`torch.multiprocessing.SimpleQueue` on an `IterableDataset`

remiliani93 · October 19, 2021, 4:52pm

Hi, I wanted to know if it is possible to use a torch.multiprocessing.SimpleQueue other than the two examples provided in the IterableDataset documentation to split the work among the num_worker. Let me set up a dummy example.

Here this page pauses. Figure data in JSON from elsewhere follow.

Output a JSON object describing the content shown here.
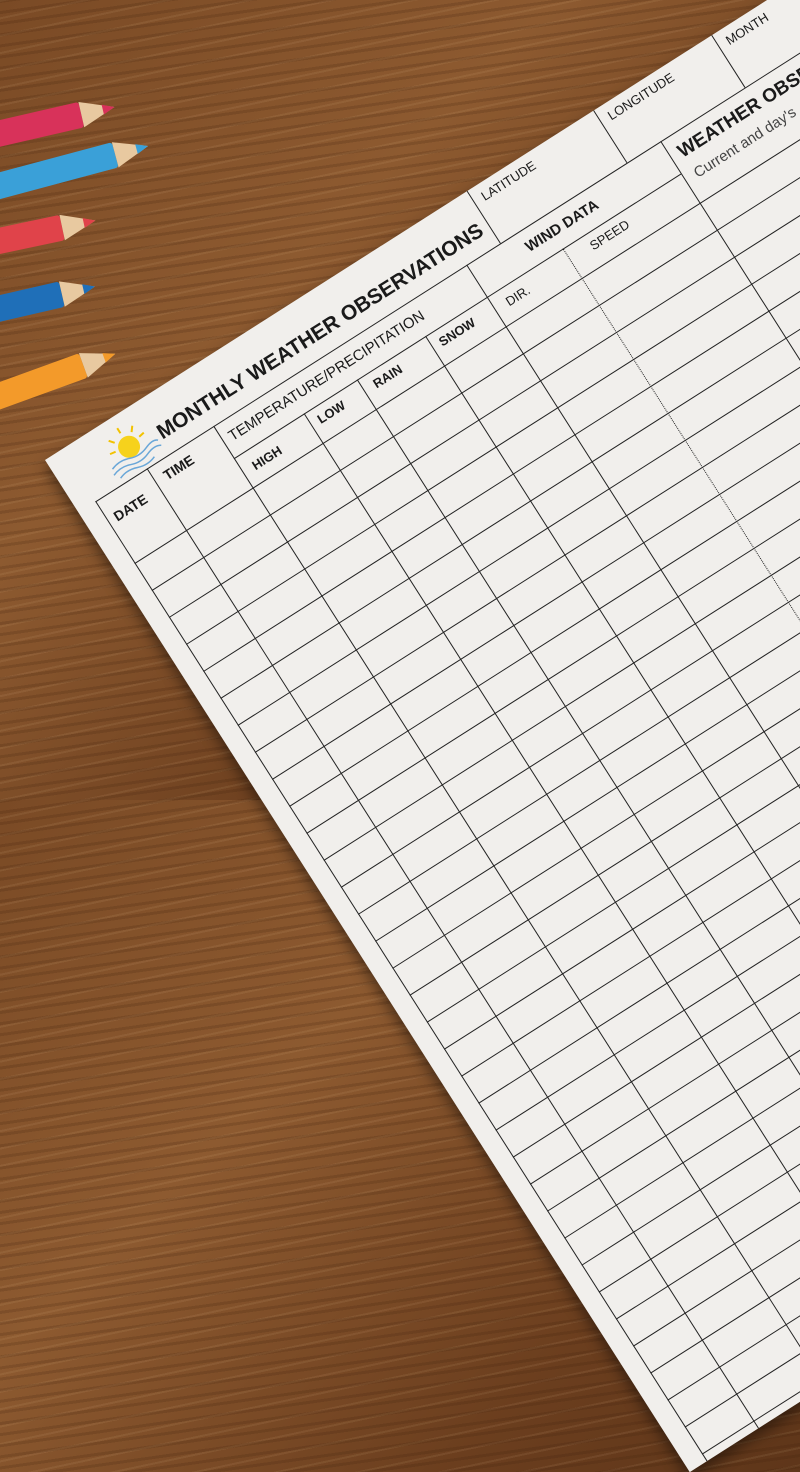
{
  "form": {
    "title": "MONTHLY WEATHER OBSERVATIONS",
    "fields": {
      "latitude": "LATITUDE",
      "longitude": "LONGITUDE",
      "month": "MONTH"
    },
    "columns": {
      "date": "DATE",
      "time": "TIME",
      "temp_group": "TEMPERATURE/PRECIPITATION",
      "high": "HIGH",
      "low": "LOW",
      "rain": "RAIN",
      "snow": "SNOW",
      "wind_group": "WIND DATA",
      "dir": "DIR.",
      "speed": "SPEED",
      "weather_obs": "WEATHER OBSERVATIONS",
      "weather_obs_sub": "Current and day's"
    }
  },
  "pencils": [
    {
      "color": "#d8325a"
    },
    {
      "color": "#3aa0d8"
    },
    {
      "color": "#e0434a"
    },
    {
      "color": "#1f6fb8"
    },
    {
      "color": "#f39a2a"
    }
  ],
  "logo_icon": "sun-over-water-icon"
}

Assume the following map-style Dataset:

class MyMapDataset(Dataset):
    def __init__(self, length: int = 100):
        self.length = length

    def __getitem__(self, index) -> torch.Tensor:
        return torch.arange(0, index + 1)

    def __len__(self):
        return self.length

Now we have an iterable-style dataset that uses the MyMapDataset:

class MyIterableDataset(IterableDataset):
    def __init__(self, dataset: MyMapDataset):
        self.dataset = dataset
        self.queue = SimpleQueue()

        # Put the indices to process in a shared queue.
        for index in range(len(self.dataset)):
            self.queue.put(index)

    def __iter__(self):
        while not self.queue.empty():
            yield from self.dataset[self.queue.get()]

And finally to run:

map_dataset = MyMapDataset()
iterable_dataset = MyIterableDataset(dataset=map_dataset)
dl = DataLoader(iterable_dataset, num_workers=4)
for sample in dl:
    pass

Will the SimpleQueue be created on the main process and then all the workers will have access to it or will this just create num_workers instances of a SimpleQueue?